Multiple sclerosis is a disease in which the body’s own immune system attacks the protective layer of myelin around nerve fibers, producing short circuits. Symptoms include visual disturbances, difficulty walking, fatigue, and loss of coordination, sensation, and bowel and bladder control. About 85% of the 400,000 Americans with the disease have relapsing-remitting MS, in which attacks are typically followed by periods of remission -- although each relapse typically leaves the body more damaged.

The disease is associated with abnormal activity of an immune-system chemical, or cytokine, called interleukin-12. IL-12 promotes production of white blood cells that attack myelin fibers. Albuterol is known to suppress the activity of IL-12, so researchers guessed it might help in MS.

Dr.
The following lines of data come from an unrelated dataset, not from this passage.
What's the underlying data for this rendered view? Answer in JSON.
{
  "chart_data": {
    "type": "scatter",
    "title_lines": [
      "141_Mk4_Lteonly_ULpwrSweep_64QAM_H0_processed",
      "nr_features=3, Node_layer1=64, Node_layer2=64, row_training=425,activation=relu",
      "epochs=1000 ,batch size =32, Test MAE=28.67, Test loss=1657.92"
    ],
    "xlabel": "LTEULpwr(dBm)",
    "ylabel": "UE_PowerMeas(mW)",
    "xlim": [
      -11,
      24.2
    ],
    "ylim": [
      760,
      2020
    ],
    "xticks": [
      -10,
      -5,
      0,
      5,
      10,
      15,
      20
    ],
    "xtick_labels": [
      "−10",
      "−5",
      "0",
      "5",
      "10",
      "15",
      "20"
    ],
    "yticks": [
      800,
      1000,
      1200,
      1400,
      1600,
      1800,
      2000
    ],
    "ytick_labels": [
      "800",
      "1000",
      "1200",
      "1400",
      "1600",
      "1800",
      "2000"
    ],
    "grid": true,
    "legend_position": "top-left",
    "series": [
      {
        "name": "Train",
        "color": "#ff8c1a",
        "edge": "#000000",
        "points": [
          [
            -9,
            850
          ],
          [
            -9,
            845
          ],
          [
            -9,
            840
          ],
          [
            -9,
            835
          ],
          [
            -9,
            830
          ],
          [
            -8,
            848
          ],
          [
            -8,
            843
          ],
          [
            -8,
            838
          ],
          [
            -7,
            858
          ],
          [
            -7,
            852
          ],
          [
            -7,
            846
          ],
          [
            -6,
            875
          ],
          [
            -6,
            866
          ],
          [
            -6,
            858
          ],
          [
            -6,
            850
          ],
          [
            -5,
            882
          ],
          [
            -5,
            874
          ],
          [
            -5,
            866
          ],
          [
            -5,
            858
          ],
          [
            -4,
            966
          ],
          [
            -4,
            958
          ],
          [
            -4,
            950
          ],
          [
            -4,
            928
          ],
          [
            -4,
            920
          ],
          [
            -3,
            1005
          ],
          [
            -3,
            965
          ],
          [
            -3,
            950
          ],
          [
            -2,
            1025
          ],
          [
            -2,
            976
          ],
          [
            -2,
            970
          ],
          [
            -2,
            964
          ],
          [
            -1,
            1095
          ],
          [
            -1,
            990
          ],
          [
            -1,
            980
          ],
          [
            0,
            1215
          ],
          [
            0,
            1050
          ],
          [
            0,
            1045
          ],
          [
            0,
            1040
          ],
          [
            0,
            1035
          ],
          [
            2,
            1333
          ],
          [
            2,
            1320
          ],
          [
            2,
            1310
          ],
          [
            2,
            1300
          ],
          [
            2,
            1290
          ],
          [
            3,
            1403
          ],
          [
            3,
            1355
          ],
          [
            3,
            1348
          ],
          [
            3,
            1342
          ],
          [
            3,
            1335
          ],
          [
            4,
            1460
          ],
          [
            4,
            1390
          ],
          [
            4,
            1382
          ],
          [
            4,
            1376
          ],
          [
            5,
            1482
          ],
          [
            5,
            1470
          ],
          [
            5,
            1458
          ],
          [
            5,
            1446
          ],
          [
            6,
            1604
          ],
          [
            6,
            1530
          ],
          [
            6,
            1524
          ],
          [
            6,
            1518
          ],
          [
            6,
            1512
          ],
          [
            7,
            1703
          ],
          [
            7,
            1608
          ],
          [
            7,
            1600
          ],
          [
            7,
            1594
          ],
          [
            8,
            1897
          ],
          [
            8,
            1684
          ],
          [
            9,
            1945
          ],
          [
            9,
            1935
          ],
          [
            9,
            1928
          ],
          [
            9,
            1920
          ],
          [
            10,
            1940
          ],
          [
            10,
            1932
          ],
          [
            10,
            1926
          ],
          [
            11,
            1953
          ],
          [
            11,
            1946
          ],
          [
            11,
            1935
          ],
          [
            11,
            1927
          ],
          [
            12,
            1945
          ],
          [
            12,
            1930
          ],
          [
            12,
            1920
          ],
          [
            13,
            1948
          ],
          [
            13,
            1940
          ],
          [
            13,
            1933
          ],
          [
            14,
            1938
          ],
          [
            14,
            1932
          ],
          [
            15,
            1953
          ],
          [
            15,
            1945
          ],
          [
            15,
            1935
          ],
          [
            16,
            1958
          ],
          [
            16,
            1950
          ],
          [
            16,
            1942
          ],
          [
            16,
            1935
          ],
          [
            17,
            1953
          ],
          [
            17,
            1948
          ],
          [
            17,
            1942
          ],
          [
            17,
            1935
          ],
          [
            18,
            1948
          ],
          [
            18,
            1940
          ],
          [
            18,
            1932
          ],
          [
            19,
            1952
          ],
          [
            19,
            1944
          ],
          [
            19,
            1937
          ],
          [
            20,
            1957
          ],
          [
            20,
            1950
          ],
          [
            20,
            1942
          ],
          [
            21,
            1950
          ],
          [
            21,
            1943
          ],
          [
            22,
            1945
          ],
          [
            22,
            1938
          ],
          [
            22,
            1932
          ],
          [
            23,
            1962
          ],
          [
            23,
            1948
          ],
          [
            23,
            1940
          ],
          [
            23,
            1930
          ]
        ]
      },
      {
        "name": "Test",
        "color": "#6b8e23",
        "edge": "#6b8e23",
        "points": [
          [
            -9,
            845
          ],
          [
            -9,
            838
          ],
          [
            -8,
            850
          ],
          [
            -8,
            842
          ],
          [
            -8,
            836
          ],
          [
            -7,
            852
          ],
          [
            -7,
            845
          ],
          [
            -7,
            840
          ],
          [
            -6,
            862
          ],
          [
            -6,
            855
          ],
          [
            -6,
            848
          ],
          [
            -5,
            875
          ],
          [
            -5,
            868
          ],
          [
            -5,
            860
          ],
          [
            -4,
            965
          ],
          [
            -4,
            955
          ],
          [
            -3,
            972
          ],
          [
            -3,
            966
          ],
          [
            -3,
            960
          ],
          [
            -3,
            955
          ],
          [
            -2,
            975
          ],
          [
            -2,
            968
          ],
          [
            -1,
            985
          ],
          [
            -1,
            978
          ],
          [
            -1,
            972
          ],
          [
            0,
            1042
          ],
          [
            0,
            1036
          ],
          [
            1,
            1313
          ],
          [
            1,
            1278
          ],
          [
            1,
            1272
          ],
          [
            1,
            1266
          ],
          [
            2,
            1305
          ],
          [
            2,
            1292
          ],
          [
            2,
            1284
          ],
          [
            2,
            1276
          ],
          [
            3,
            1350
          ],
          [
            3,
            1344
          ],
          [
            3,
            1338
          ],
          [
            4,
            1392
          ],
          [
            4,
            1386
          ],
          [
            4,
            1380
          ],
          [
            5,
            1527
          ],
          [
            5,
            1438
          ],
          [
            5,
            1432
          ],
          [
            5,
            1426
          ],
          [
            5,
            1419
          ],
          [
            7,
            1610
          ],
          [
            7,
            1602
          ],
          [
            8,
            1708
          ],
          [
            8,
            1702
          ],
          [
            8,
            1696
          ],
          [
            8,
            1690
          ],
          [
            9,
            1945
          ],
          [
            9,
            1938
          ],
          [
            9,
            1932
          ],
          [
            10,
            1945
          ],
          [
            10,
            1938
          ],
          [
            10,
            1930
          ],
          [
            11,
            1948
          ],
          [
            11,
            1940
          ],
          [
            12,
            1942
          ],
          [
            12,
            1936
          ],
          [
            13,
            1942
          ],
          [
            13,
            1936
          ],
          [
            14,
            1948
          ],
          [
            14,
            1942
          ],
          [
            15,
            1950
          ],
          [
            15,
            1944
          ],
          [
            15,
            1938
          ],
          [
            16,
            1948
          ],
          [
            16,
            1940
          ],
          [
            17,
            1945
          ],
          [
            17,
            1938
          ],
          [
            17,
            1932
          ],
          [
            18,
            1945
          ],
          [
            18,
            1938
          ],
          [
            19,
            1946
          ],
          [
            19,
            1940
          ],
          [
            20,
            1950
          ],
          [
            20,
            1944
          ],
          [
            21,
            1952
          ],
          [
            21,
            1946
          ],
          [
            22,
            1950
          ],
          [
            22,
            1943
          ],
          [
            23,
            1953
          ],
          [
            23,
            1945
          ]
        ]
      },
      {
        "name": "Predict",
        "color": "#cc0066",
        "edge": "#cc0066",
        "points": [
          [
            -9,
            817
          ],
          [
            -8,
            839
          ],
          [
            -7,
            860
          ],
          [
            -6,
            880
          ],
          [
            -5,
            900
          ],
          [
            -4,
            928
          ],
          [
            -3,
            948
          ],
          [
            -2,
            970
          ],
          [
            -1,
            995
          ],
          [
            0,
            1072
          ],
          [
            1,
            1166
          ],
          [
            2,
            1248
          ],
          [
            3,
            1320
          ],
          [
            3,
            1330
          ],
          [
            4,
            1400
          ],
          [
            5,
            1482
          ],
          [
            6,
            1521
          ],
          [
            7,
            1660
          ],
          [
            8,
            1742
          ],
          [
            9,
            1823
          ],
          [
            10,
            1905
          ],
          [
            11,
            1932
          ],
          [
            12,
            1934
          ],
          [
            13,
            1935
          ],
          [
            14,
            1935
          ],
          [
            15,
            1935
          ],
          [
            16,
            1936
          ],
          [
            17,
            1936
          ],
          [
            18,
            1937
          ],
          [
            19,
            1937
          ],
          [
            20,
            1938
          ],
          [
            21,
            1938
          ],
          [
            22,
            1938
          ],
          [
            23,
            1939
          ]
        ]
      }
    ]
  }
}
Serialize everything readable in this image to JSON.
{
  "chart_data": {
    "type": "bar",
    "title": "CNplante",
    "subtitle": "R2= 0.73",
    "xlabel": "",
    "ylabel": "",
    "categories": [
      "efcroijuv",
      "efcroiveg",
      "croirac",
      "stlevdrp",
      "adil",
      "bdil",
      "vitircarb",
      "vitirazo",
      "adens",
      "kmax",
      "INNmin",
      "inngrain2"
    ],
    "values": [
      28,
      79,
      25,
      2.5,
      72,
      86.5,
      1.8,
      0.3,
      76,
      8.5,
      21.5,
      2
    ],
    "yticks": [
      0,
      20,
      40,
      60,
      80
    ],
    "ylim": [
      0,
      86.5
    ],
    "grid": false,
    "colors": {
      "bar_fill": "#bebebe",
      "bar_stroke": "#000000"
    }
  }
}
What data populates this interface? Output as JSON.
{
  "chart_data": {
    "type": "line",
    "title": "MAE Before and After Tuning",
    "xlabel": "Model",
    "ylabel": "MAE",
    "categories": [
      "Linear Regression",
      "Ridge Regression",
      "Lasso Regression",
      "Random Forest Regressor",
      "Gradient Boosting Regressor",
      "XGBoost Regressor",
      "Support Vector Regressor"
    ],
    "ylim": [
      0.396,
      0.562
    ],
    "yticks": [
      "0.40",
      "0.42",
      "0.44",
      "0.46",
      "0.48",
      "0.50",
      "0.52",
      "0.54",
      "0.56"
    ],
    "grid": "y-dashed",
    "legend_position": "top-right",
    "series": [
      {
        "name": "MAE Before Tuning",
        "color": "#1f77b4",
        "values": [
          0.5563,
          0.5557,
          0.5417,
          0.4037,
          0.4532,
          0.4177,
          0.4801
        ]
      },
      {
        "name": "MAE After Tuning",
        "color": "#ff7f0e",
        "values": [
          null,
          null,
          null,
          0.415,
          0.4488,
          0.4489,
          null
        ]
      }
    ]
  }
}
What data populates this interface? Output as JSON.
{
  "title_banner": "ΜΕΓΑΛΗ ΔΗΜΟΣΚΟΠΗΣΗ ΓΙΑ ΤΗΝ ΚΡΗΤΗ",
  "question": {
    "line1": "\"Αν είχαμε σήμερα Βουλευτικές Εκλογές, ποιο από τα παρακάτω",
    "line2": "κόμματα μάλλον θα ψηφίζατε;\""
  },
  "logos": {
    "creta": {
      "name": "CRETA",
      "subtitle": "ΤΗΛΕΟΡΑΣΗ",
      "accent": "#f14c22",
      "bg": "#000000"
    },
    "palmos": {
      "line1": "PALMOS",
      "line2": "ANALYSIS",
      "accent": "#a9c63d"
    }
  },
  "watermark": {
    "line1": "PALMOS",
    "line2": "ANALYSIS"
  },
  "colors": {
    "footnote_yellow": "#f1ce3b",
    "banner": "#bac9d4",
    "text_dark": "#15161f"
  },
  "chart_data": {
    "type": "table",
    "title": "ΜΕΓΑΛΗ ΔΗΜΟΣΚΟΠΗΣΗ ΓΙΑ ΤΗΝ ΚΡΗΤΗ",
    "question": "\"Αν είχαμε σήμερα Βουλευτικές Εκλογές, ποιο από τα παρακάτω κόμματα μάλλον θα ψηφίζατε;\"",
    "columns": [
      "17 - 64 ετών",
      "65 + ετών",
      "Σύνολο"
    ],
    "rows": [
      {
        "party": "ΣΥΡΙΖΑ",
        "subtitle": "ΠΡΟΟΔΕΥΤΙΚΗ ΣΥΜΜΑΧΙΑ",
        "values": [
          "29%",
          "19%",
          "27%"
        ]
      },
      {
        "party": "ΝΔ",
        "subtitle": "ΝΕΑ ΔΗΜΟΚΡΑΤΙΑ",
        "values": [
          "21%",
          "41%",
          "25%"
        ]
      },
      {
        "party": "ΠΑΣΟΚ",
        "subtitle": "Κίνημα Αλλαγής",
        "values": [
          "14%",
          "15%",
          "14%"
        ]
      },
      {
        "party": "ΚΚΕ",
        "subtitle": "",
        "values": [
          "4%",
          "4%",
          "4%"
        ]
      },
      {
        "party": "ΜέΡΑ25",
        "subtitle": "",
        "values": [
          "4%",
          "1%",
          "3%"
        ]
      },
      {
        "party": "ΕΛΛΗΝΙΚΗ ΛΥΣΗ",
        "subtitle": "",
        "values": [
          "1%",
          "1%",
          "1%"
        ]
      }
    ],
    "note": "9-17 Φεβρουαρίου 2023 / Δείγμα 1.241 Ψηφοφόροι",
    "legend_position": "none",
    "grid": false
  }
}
Samia J. Khoury of Brigham and Women’s Hospital in Boston and her colleagues studied 44 patients with relapsing-remitting MS who were just beginning treatment with the conventional drug glatiramer acetate, known by the brand name Copaxone. All subjects received 20 milligram injections of glatiramer acetate daily for two years. Half also received 4 milligrams of albuterol orally daily and half a placebo.

The researchers reported in the Archives of Neurology that patients taking albuterol had an average of 0.09 relapse over the first year of the study, while those taking placebo had an average of 0.37 per year. During the first year of the study, those taking albuterol also had lower levels of the cytokines interleukin-13 and interferon-gamma in their bloodstreams. Those taking the drug scored higher than those taking placebo on tests of functioning at the end of one year, but not at two years. There were few side effects. The authors concluded that the drug is deserving of further studies.

The study was funded by the National Institute of Allergy and Infectious Diseases.